Pero Hayes tendrá que trabajar con alguien joven, arrogante y sin experiencia: Joshua Pearce (Damson Idris). En realidad Pearce es un calco de cómo fue Hayes. Porque las historias, y los patrones, siempre se repiten. El joven piloto también sufrió la pérdida de su padre en la adolescencia. Por eso se mantiene muy apegado a su madre: la devoción y el respeto que siente hacia ella es uno de los puntos fuertes del guión. Inevitablemente Hayes y Pearce chocan: el primero no quiere que alguien más joven intente ser más rápido; el segundo se niega a ceder el terreno y dejar que su puesto lo usurpe alguien al que considera viejo y estúpido. Hayes pretende guiarse por estrategias y dar consejos. Pearce prefiere el impulso del momento, olvidándose de tácticas.

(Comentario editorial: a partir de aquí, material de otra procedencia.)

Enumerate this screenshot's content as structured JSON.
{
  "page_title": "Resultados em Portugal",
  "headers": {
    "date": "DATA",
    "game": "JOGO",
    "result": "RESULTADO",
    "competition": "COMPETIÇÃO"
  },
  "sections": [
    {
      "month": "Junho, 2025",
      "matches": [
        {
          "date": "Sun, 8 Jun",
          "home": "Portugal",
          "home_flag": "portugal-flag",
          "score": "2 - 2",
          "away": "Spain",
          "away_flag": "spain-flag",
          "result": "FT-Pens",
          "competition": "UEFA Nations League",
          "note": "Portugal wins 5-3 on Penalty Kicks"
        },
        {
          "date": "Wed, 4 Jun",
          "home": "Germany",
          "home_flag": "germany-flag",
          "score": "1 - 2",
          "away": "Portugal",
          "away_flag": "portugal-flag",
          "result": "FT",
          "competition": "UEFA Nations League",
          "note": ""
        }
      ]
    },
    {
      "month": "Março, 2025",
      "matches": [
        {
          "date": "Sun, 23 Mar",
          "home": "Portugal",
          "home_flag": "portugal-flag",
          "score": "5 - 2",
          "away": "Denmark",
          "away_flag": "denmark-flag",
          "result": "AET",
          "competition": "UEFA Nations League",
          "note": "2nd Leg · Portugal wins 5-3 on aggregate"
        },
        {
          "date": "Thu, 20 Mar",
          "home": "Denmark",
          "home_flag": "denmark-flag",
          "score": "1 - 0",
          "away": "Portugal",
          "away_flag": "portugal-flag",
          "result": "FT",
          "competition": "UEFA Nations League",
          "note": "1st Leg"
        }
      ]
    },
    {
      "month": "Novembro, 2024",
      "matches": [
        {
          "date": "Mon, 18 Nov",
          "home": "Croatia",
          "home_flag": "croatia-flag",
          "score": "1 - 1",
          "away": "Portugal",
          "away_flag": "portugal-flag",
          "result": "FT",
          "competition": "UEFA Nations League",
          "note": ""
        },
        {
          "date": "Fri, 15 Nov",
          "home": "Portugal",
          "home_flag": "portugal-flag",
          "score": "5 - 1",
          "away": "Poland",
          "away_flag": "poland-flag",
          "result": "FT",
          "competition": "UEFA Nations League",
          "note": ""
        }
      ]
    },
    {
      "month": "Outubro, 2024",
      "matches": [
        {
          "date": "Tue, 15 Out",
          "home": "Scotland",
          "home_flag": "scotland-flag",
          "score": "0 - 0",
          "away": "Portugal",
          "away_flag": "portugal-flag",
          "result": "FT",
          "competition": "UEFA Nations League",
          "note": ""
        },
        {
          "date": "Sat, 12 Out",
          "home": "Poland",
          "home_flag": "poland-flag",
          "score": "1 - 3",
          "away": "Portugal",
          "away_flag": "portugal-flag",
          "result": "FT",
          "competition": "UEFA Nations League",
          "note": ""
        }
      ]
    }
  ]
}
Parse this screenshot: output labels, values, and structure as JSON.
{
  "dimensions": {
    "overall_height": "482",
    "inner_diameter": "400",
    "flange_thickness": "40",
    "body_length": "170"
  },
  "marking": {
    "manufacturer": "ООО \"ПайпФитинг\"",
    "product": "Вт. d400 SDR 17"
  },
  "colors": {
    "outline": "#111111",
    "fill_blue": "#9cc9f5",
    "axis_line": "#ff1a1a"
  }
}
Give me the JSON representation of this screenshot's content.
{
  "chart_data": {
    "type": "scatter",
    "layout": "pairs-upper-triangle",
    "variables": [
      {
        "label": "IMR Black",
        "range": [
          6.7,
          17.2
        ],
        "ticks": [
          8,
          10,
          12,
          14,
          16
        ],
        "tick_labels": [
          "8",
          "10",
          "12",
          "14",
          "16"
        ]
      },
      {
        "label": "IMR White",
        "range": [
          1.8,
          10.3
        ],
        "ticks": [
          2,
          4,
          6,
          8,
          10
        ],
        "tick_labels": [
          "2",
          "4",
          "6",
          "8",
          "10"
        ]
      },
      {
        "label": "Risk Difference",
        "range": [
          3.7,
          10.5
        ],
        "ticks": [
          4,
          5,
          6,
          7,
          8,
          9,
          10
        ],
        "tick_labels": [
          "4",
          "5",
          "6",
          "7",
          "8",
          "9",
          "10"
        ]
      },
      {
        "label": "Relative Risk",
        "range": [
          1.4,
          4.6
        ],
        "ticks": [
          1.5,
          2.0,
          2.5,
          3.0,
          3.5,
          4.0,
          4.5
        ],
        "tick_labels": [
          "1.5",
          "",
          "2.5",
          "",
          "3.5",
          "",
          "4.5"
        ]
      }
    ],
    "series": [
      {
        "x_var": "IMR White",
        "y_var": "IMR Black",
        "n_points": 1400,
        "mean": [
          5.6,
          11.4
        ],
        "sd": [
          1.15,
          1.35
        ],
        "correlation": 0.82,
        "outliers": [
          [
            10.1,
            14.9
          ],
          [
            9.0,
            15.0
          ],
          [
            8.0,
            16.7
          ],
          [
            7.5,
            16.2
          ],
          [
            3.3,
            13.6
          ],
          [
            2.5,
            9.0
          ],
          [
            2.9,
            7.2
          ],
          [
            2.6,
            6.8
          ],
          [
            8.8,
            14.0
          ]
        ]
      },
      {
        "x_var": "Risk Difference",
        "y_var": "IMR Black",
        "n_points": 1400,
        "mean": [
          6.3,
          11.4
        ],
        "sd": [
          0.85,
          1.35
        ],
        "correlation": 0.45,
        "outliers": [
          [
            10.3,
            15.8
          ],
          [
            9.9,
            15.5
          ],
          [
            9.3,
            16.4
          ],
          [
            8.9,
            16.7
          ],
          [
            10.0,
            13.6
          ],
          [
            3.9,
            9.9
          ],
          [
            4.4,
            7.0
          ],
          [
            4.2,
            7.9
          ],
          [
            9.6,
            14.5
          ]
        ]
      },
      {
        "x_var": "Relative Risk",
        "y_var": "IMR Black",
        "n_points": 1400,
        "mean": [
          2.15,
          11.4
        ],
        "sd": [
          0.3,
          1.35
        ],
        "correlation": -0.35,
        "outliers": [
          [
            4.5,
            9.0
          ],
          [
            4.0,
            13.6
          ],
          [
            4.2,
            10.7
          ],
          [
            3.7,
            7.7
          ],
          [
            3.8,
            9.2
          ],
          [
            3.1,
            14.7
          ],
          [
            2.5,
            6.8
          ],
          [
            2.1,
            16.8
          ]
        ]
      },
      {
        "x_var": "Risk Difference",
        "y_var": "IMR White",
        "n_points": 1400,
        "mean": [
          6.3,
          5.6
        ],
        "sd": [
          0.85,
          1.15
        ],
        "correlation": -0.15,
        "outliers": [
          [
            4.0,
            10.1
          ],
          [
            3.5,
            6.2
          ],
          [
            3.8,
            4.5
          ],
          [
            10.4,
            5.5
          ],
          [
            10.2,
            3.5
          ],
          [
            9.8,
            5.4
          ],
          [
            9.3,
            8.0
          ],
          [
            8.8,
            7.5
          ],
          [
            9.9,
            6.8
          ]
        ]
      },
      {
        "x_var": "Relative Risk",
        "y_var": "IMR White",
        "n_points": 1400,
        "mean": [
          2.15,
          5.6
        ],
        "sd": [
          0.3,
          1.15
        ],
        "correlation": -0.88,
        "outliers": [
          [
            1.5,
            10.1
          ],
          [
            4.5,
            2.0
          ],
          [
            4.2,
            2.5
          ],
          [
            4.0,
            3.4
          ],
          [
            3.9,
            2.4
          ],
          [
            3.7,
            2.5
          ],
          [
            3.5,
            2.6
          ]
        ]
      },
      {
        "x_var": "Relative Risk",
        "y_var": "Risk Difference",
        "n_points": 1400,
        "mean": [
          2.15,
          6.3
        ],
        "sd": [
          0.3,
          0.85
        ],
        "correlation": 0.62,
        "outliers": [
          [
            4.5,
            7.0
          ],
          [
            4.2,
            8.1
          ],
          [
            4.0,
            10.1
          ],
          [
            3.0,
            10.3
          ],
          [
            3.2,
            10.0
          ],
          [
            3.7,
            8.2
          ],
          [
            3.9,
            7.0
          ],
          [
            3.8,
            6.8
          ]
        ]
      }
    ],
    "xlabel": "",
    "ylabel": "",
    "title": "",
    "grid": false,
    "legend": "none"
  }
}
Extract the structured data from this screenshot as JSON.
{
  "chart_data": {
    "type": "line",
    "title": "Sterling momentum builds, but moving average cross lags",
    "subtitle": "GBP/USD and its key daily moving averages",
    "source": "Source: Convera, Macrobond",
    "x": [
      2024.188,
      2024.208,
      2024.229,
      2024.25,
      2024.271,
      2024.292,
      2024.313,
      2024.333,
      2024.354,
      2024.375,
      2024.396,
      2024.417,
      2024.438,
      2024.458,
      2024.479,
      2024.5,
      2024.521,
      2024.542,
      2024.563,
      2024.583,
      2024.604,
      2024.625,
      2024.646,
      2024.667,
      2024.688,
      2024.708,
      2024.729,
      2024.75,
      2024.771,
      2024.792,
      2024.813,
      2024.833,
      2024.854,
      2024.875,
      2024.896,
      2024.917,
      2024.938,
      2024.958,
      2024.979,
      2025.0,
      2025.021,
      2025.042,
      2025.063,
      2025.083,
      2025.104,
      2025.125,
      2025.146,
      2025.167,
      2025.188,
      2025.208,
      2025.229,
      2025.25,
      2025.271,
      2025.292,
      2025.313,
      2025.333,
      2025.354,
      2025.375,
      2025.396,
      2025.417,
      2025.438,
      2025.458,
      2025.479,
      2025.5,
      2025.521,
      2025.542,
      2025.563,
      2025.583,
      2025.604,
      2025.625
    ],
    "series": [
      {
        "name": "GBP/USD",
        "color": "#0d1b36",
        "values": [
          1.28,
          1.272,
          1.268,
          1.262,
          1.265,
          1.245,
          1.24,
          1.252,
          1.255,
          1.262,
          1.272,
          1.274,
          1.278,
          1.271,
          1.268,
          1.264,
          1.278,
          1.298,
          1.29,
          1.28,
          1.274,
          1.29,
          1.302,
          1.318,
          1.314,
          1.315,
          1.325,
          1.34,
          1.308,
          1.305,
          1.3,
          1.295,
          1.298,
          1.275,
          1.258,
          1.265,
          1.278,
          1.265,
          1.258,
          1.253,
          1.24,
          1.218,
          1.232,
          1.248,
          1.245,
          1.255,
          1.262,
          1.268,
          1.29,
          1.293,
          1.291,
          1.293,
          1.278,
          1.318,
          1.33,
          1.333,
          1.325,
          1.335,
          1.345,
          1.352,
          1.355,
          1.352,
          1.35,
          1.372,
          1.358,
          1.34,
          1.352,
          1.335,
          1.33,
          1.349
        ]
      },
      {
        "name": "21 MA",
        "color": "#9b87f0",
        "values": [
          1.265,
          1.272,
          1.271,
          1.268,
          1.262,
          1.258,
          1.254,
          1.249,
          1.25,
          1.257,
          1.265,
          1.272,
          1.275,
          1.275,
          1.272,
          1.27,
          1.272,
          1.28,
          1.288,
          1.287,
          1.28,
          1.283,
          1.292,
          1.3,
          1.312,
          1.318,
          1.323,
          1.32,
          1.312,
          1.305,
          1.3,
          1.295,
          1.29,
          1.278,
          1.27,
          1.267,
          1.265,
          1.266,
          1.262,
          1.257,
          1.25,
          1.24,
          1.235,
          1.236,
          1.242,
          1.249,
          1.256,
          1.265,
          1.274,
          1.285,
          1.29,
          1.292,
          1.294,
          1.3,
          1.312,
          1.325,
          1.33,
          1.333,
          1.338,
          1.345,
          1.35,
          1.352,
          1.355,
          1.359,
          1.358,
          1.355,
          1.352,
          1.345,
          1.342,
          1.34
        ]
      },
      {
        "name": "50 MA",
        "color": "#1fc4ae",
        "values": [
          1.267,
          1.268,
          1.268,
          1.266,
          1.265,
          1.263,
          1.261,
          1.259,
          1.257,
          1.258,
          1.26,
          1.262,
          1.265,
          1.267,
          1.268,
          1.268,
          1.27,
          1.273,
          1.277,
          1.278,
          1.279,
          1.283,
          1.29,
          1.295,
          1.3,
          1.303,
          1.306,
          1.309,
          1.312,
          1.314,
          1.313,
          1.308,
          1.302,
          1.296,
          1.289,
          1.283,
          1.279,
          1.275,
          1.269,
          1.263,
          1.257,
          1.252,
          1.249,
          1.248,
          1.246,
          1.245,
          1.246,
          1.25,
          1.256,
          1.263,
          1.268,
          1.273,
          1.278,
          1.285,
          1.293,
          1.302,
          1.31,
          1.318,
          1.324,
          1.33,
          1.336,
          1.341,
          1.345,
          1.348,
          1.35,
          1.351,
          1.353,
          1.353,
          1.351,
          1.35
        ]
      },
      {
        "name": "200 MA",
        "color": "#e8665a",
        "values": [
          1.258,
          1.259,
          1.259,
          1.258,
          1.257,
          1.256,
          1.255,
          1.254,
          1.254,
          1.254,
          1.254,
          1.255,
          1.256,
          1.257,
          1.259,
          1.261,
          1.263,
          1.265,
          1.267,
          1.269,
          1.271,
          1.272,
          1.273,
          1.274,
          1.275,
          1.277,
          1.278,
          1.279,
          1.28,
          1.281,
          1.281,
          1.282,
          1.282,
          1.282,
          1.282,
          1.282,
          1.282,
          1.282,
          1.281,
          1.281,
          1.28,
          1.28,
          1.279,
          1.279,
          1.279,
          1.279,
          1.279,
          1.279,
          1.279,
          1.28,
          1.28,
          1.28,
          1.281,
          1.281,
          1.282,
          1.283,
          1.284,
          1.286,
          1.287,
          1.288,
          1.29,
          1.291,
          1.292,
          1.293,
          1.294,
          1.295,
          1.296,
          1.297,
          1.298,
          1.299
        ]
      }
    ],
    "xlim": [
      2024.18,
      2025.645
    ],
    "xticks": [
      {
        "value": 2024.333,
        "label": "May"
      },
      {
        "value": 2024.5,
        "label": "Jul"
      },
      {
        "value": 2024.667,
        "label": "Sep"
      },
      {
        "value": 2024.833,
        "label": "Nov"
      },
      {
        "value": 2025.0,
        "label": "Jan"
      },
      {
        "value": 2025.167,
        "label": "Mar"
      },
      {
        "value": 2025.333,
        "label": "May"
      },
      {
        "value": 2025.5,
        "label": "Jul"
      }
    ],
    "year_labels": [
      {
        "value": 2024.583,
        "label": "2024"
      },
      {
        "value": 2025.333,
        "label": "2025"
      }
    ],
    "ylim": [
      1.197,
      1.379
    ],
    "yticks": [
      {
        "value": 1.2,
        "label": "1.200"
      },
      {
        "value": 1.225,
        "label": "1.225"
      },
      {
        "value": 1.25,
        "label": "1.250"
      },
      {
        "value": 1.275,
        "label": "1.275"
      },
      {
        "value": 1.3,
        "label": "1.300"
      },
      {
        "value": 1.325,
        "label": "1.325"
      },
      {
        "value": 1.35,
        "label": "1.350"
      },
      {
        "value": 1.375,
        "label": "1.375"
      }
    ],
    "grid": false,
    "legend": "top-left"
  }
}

Luego está Kate (Kerry Condon), una mujer atípica en el territorio en el que se mueve: se dedica a la ingeniería mecánica de los automóviles y es directora técnica del equipo de corredores. Para ella fue un reto: empeñarse en que podría destacar pese a la oposición de parejas, profesores y ex jefes. Su personaje, y la actuación de la actriz, son dos de los aspectos más favorables de F1: una mujer fuerte y decidida, que no se deja pisar por nadie y pretende demostrar sus capacidades a sus antiguos críticos.
Es una película muy próxima al espíritu de Top Gun: Maverick. Gusta, emociona, entretiene y logra que nos impliquemos con sus protagonistas. Que entendamos el drama de quienes, ya pasados los 50 años de edad, van en busca de una oportunidad que dé sentido a sus vidas y demuestren (sobre todo a ellos mismos) que aún no están obsoletos ni pasados de moda, y que por supuesto la veteranía y la experiencia nos aportan la sabiduría precisa para encarar los retos. Que entendamos que los jóvenes tienen que ser así, porque ésa es su naturaleza: impulsivos, rebeldes, testarudos, que prefieren cometer sus propios errores y se consideran invulnerables. Y cómo ambos personajes acabarán comprendiendo, estén en la edad que estén, que la humildad, la cooperación y el trabajo en equipo son esenciales en el deporte.